Rainbow Electric Swiss Chard
Inventory, bunch : 0
This item was last sold on : 06/03/09
 
Grower
Jaime Farms   Homepage 

Seasons/Availability
Check for availability.

Description/Taste
Electrifying! In color, that is. This is truly a beautiful bunch of rainbow chard that proudly boasts electric pink, yellow and orange stems. Striking large green leaves have a chewy texture and a just-right taste. Actually two vegetables in one, the colorful stalks and leaves are deliciously edible. Wow.

Nutritional Value
Chard provides an excellent source of vitamin A, iron and potassium. This nutritious vegetable also offers a good source of calcium, vitamin C, and fiber. One cup of cooked chard contains about 35 calories. Naturally high in sodium, one cup contains about 315 milligrams.

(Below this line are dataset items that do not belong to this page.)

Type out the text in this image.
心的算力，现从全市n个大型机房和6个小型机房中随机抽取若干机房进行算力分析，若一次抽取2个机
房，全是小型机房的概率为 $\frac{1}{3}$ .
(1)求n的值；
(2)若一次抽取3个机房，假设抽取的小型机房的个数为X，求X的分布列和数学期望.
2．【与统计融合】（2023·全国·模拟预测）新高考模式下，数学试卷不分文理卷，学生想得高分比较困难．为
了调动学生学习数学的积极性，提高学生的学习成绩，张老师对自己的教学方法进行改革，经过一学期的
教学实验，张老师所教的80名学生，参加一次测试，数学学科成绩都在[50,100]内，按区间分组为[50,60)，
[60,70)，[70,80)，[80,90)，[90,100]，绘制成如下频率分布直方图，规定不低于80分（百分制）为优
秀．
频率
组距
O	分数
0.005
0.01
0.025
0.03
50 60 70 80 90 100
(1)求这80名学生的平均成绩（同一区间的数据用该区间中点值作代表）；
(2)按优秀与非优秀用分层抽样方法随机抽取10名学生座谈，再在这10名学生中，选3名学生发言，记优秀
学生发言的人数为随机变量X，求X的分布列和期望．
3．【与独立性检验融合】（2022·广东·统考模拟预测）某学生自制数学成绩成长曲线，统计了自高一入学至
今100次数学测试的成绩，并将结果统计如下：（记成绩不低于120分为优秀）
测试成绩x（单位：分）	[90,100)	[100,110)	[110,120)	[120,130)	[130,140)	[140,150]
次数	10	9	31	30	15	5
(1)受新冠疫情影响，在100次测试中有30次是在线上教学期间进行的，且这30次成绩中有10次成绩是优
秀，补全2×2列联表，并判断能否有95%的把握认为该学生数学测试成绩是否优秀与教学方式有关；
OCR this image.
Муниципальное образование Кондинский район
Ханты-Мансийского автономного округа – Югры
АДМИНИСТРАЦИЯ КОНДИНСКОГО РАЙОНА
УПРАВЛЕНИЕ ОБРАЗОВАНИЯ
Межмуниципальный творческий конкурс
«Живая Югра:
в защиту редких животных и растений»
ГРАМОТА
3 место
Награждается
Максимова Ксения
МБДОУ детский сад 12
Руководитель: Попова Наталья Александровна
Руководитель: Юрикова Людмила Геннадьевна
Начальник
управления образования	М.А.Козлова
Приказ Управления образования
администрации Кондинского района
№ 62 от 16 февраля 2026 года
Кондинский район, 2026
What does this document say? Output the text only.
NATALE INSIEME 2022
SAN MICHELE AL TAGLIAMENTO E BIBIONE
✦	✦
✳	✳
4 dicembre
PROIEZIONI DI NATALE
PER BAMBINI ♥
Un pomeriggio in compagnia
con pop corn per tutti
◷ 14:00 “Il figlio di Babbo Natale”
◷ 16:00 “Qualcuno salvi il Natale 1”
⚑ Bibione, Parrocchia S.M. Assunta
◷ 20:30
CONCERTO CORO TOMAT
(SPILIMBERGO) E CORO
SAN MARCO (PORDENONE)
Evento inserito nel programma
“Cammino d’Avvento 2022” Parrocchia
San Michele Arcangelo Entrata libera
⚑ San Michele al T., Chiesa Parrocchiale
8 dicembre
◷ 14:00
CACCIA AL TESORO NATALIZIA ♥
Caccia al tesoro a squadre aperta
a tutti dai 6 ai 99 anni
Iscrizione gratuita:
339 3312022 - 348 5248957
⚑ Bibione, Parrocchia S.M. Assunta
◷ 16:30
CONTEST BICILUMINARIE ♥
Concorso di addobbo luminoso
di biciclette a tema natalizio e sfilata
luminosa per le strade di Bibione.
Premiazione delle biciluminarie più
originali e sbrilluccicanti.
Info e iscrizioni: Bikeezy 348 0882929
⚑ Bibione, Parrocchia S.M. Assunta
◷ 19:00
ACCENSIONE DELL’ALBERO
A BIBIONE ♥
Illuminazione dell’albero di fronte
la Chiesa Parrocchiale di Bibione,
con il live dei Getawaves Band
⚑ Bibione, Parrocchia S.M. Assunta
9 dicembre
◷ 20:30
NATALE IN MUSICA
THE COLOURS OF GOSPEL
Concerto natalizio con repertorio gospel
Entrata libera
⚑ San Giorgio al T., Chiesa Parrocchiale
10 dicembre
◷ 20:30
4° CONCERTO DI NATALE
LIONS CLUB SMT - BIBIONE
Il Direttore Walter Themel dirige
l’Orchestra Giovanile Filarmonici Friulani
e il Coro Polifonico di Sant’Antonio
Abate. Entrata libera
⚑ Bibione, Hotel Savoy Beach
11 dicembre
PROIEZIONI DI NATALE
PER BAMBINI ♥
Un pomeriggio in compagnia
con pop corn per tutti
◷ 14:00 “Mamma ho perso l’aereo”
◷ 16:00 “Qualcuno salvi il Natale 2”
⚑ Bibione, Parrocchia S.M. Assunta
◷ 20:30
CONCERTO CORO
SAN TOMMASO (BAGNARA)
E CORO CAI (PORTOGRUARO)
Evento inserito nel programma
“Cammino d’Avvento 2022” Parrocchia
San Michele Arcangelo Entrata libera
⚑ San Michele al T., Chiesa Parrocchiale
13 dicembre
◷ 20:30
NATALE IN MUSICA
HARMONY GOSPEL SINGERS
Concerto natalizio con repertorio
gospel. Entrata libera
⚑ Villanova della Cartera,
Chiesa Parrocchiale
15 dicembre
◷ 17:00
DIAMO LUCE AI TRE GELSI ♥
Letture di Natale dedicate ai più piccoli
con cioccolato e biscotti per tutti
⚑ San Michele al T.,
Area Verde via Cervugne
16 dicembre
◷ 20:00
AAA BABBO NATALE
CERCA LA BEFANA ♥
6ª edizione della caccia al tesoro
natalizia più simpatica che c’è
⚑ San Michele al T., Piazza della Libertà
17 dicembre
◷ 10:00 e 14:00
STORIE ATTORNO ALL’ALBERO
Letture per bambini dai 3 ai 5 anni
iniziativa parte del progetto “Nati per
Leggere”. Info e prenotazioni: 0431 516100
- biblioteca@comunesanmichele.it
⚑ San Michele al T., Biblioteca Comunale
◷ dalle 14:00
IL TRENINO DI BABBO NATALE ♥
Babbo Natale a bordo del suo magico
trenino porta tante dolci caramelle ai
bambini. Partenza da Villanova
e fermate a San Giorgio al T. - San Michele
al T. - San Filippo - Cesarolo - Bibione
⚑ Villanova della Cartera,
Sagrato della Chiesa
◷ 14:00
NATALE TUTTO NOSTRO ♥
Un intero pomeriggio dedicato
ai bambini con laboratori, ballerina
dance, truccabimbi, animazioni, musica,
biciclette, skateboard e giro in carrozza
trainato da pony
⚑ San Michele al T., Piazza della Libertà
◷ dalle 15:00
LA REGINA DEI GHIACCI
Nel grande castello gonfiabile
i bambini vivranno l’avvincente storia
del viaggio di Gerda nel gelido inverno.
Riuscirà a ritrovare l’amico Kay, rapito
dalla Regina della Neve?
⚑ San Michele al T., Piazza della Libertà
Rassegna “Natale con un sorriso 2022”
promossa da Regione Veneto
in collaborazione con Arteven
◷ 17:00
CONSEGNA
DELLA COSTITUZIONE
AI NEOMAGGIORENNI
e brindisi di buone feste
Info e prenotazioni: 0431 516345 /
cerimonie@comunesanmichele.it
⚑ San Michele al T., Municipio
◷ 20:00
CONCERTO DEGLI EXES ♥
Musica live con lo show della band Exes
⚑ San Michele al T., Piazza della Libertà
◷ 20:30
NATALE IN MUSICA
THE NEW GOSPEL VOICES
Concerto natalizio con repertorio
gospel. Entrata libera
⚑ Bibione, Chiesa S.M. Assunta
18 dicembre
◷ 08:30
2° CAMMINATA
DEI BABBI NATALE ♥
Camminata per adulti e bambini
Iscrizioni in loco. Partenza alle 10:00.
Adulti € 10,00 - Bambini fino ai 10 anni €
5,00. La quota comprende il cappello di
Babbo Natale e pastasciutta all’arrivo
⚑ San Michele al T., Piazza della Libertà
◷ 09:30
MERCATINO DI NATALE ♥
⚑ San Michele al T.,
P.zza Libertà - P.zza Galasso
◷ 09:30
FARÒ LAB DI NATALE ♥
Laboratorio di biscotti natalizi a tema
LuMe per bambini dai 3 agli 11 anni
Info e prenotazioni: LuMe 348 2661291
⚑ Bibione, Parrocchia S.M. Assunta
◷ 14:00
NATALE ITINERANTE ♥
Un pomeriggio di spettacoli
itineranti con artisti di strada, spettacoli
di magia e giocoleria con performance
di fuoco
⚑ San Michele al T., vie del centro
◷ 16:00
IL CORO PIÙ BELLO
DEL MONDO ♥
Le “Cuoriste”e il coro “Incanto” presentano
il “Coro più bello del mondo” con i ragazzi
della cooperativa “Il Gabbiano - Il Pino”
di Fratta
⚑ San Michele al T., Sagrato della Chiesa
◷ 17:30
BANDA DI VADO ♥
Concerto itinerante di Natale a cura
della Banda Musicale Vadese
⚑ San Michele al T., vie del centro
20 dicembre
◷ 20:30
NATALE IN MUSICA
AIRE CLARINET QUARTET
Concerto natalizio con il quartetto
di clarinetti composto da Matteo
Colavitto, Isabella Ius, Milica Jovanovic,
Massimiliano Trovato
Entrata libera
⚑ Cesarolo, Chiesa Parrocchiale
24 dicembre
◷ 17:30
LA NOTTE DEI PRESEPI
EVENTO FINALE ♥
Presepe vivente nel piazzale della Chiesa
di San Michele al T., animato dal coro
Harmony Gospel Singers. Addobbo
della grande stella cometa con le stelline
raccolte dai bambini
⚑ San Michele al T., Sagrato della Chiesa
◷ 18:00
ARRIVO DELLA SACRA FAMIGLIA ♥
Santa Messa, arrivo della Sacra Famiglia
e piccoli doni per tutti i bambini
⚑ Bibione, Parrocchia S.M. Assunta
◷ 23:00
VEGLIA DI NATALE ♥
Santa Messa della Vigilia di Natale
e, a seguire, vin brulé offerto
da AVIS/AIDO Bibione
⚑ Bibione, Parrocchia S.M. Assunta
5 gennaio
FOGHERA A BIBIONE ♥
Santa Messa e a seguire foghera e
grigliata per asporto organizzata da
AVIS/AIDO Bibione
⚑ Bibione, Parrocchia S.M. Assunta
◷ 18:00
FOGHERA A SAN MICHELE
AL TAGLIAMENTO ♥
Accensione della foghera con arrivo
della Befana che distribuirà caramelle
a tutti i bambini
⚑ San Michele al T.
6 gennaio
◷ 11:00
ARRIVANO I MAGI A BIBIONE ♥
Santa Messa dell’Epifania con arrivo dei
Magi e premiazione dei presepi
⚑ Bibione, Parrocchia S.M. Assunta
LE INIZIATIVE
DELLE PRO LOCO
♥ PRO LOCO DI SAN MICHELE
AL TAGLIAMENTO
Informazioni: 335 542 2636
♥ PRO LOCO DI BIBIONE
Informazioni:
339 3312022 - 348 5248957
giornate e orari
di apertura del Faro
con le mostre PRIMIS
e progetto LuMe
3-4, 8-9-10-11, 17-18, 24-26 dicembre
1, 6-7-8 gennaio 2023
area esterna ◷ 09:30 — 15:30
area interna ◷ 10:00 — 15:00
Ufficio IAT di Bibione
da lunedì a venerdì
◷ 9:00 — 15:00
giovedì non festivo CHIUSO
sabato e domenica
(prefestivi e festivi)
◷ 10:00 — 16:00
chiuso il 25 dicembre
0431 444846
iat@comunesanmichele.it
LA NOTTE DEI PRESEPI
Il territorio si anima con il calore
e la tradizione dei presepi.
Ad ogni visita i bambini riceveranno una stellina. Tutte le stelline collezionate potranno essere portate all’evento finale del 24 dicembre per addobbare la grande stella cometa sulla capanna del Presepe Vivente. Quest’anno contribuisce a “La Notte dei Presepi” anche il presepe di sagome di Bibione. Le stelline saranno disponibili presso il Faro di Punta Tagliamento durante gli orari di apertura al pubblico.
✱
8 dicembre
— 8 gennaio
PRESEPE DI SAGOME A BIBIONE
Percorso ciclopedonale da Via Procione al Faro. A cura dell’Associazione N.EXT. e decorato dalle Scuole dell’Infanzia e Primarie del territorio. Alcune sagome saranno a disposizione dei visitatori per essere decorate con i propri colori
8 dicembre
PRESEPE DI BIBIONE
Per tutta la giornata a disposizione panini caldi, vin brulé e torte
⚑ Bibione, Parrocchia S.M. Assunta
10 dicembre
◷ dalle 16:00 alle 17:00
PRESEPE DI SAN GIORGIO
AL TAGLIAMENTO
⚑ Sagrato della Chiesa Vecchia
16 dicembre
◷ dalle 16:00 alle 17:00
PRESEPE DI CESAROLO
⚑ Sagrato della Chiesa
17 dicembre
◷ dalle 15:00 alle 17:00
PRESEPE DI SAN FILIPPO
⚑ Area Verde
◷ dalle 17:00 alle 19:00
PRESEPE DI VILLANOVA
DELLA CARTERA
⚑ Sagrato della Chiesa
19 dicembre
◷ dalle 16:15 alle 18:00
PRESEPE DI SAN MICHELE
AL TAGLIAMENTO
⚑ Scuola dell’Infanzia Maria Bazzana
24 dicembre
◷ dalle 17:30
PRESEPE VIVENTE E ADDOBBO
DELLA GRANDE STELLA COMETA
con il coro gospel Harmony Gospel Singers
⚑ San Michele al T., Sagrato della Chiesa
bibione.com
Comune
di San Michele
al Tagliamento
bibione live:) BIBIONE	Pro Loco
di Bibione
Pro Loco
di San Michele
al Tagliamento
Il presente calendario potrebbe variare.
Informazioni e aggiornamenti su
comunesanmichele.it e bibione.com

Eating five daily servings of fruits and vegetables lowers the chances of cancer. A recent study found eating nine or ten daily servings of fruits and vegetables, combined with three servings of low-fat dairy products, were effective in lowering blood pressure.

Applications
Add vibrant and tasty pizzazz to salads. Use in moderation as it has a tendency to dominate. Stir thinly sliced leaves and stems the last few minutes in soup and stew. Brief cooking is best as the colors fade with lengthy cooking. Sauté, braise or steam with shallots, onions, butter, garlic, cream, lemon, vinaigrette or sauces, such as Mornay or béchamel. Serve hot or room temperature. Slice; blanch; add to savory custards, frittata-style egg dishes and stuffing. Use leaves to enclose chopped and blanched stems along with grain or meat stuffing. Layer leaves; ham, cheese and chopped stems in custard; bake until heated through. To prepare, wash well. To store, wrap in plastic; keep in coolest part of refrigerator. Use promptly for optimum quality. Separated stalks store a few days longer.

Ethnic/Cultural Info
Spain and Portugal sauté chard in a deliciously strong oil and add pine nuts, garlic and even raisins. In Nice, stalks are cooked in a bouillon thickened with an oil-based roux and seasoned with garlic and mashed anchovies. Italians pack chard into fat tortelli or add pureed chard to pasta dough and gnocchi. France includes it in scrumptious pork sausage patties called caillettes or gayettes.

Geography/History
Locally grown in California at Jaime Farms, this renowned and prosperous farm has been growing outstanding produce since 1997. Producers of more than one hundred-fifty premium products, Jaime Farms has several locations in California including 7 acres at City of Industry, 25 acres in Yucca Valley, 10 acres in Santa Maria and 40 acres in Barstow. Sources say one of the places chard first grew was Sicily, although it is thought the Near East and the Mediterranean also knew this vegetable. "Cicla", the scientific name, is from "sicula" which does seemingly refer to Sicily. Specialty Produce adamantly promotes and enthusiastically endorses our local growers, farmers, ranchers and the California farming industry.